Three things — a functional model of governance, a functional economy and a functional ecology — are needed for a functional civilisation, says the American ecologist, George Woodwell. In the first two areas, humans have room for manipulation and political machinations. But there is no room for such manoeuvres when it comes to ecology. You either follow the rules of nature or perish. The time needed to destroy an ecosystem, Woodwell found in his epochal study long ago, is far less than that necessary to rejuvenate it.
India, indeed the world, stands on the cusp of ecological calamity that would show up suddenly, unannounced, in the form of a million mutinies. We would, as some recent examples show, end up spending far more on fixing our ecology than what we earned in revenues by destroying it.

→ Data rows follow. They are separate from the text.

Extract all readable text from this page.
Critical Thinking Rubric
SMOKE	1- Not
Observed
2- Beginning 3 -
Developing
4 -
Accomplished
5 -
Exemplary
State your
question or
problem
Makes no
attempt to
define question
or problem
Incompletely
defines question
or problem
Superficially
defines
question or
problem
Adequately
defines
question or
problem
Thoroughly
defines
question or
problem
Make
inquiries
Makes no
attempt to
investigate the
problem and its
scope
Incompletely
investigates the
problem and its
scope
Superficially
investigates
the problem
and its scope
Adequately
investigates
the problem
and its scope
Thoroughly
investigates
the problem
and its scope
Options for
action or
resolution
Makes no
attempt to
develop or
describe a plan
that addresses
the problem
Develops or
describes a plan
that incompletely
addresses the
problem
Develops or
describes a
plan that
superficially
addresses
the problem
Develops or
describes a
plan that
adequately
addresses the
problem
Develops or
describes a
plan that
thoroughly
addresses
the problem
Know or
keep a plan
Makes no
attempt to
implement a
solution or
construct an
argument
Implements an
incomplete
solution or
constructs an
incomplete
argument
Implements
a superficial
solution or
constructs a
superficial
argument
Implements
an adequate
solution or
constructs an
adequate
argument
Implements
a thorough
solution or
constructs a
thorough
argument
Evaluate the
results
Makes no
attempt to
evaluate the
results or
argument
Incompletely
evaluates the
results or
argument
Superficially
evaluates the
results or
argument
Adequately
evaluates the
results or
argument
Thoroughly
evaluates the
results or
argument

The Joshimath crisis is the latest symptom that begs for conscientious attention to be paid to the main disease — a mad rush for development at an irreparable and irreversible cost to our ecology. The new year came with a bang. The town cracked, throwing its residents into panic. Going by all available records, it was in 1976 that Joshimath first reported subsidence — we did not heed that warning. Many experts have been warning that the continuation of construction in the ecologically fragile zone of Joshimath and the surrounding region would lead to subsidence. Untrammelled development continued anyway. It will take years for locals to rebuild their lives. They are paying the price for someone else’s madness.

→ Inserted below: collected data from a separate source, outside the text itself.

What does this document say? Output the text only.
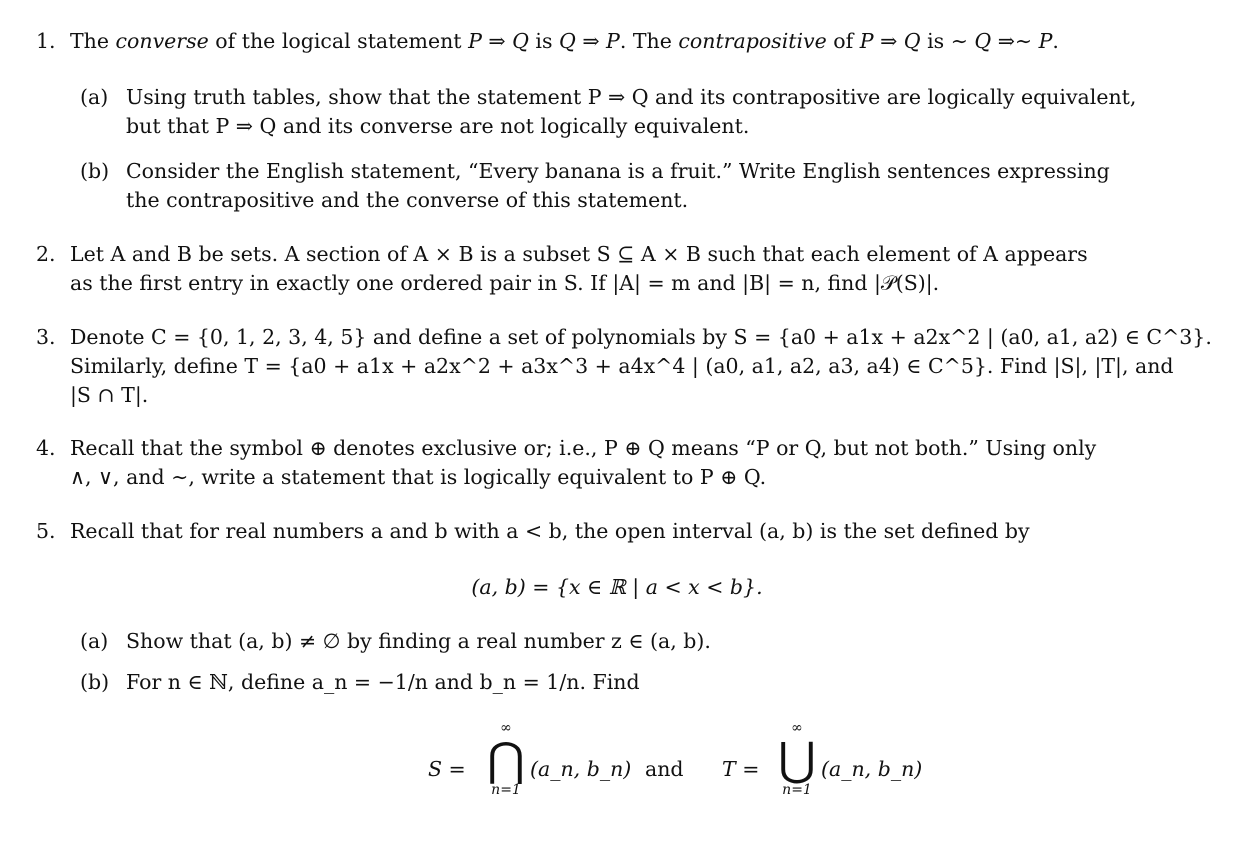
1. The converse of the logical statement P ⇒ Q is Q ⇒ P. The contrapositive of P ⇒ Q is ∼ Q ⇒∼ P.
(a) Using truth tables, show that the statement P ⇒ Q and its contrapositive are logically equivalent,
but that P ⇒ Q and its converse are not logically equivalent.
(b) Consider the English statement, “Every banana is a fruit.” Write English sentences expressing
the contrapositive and the converse of this statement.
2. Let A and B be sets. A section of A × B is a subset S ⊆ A × B such that each element of A appears
as the first entry in exactly one ordered pair in S. If |A| = m and |B| = n, find |𝒫(S)|.
3. Denote C = {0, 1, 2, 3, 4, 5} and define a set of polynomials by S = {a0 + a1x + a2x^2 | (a0, a1, a2) ∈ C^3}.
Similarly, define T = {a0 + a1x + a2x^2 + a3x^3 + a4x^4 | (a0, a1, a2, a3, a4) ∈ C^5}. Find |S|, |T|, and
|S ∩ T|.
4. Recall that the symbol ⊕ denotes exclusive or; i.e., P ⊕ Q means “P or Q, but not both.” Using only
∧, ∨, and ∼, write a statement that is logically equivalent to P ⊕ Q.
5. Recall that for real numbers a and b with a < b, the open interval (a, b) is the set defined by
(a, b) = {x ∈ ℝ | a < x < b}.
(a) Show that (a, b) ≠ ∅ by finding a real number z ∈ (a, b).
(b) For n ∈ ℕ, define a_n = −1/n and b_n = 1/n. Find
S =
∞
⋂
n=1
(a_n, b_n) and T =
∞
⋃
n=1
(a_n, b_n)
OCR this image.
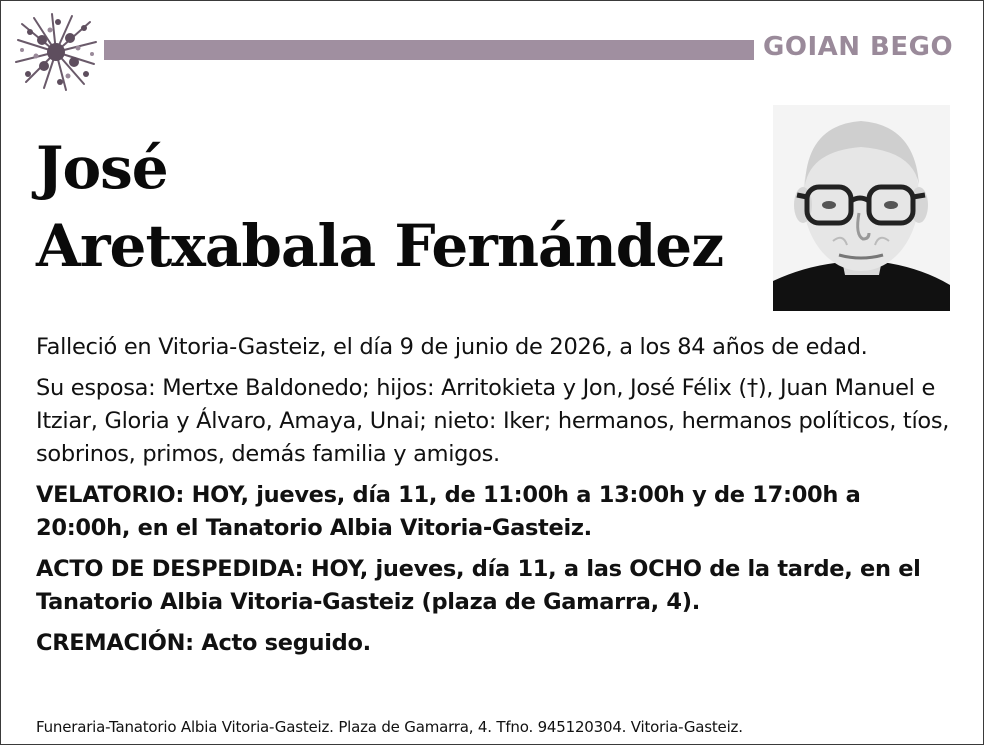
GOIAN BEGO
José
Aretxabala Fernández

Falleció en Vitoria-Gasteiz, el día 9 de junio de 2026, a los 84 años de edad.

Su esposa: Mertxe Baldonedo; hijos: Arritokieta y Jon, José Félix (†), Juan Manuel e Itziar, Gloria y Álvaro, Amaya, Unai; nieto: Iker; hermanos, hermanos políticos, tíos, sobrinos, primos, demás familia y amigos.

VELATORIO: HOY, jueves, día 11, de 11:00h a 13:00h y de 17:00h a 20:00h, en el Tanatorio Albia Vitoria-Gasteiz.

ACTO DE DESPEDIDA: HOY, jueves, día 11, a las OCHO de la tarde, en el Tanatorio Albia Vitoria-Gasteiz (plaza de Gamarra, 4).

CREMACIÓN: Acto seguido.

Funeraria-Tanatorio Albia Vitoria-Gasteiz. Plaza de Gamarra, 4. Tfno. 945120304. Vitoria-Gasteiz.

For over 40 years, nobody heeded the warnings of ecologists. The sinking town is a consequence of unabated destruction of the ‘geologically unstable’ region’s delicate ecology. We have basically been cutting the branch of a tree on which we are sitting. The fall was imminent. Voices of sanity, many scientific studies and other calls to back off fell on deaf ears — there was a fleeting hurry to make money from big projects, never mind the ecological hazards.
Joshimath is the warning: hundreds of ecological zones in India are under attack owing to the hubris of a politician-capitalist-bureaucracy nexus — they are felling forests, ruining rivers, wrecking the hills, drilling the deserts, laughing at and mocking voices of experts, who are increasingly being marginalised. This writer has repeatedly written about how conservation and infrastructural growth are being juxtaposed to frustrate local communities and bulldoze their forest-land-waterhill-desert ecologies with impunity
Look at our forest landscapes: they are fragmented owing to mindless infrastructure projects, their ecosystems trampled by unbridled development. The Western Ghats — among the most ecologically sensitive and important ecosystems — are in a mess because, over the past few decades, development has taken precedence in decision-making. Every single scientific report urging remedial measures or pushback to projects has been thrown into the dustbin. The footsteps of the Himalayas are being drilled to build large tunnels, showing no mercy to the ecosystems that bind them together. The Indian scene is also more precarious because society is largely against science. We marvel at ‘un-science’ in the name of tradition, faith, and our utopian, glorious past.
Joshimath may not seem directly connected with what happened in Nagpur over the past week at the 108th Indian Science Congress. But therein hangs the shape of our future. On full display there was the shameless subjugation of science by religious bigots of the Right. That one of the event organisers insisted on drawing a rangoli as a means of keeping bad omens at bay came as no surprise. What will be surprising is if we come out of this insanity unscathed.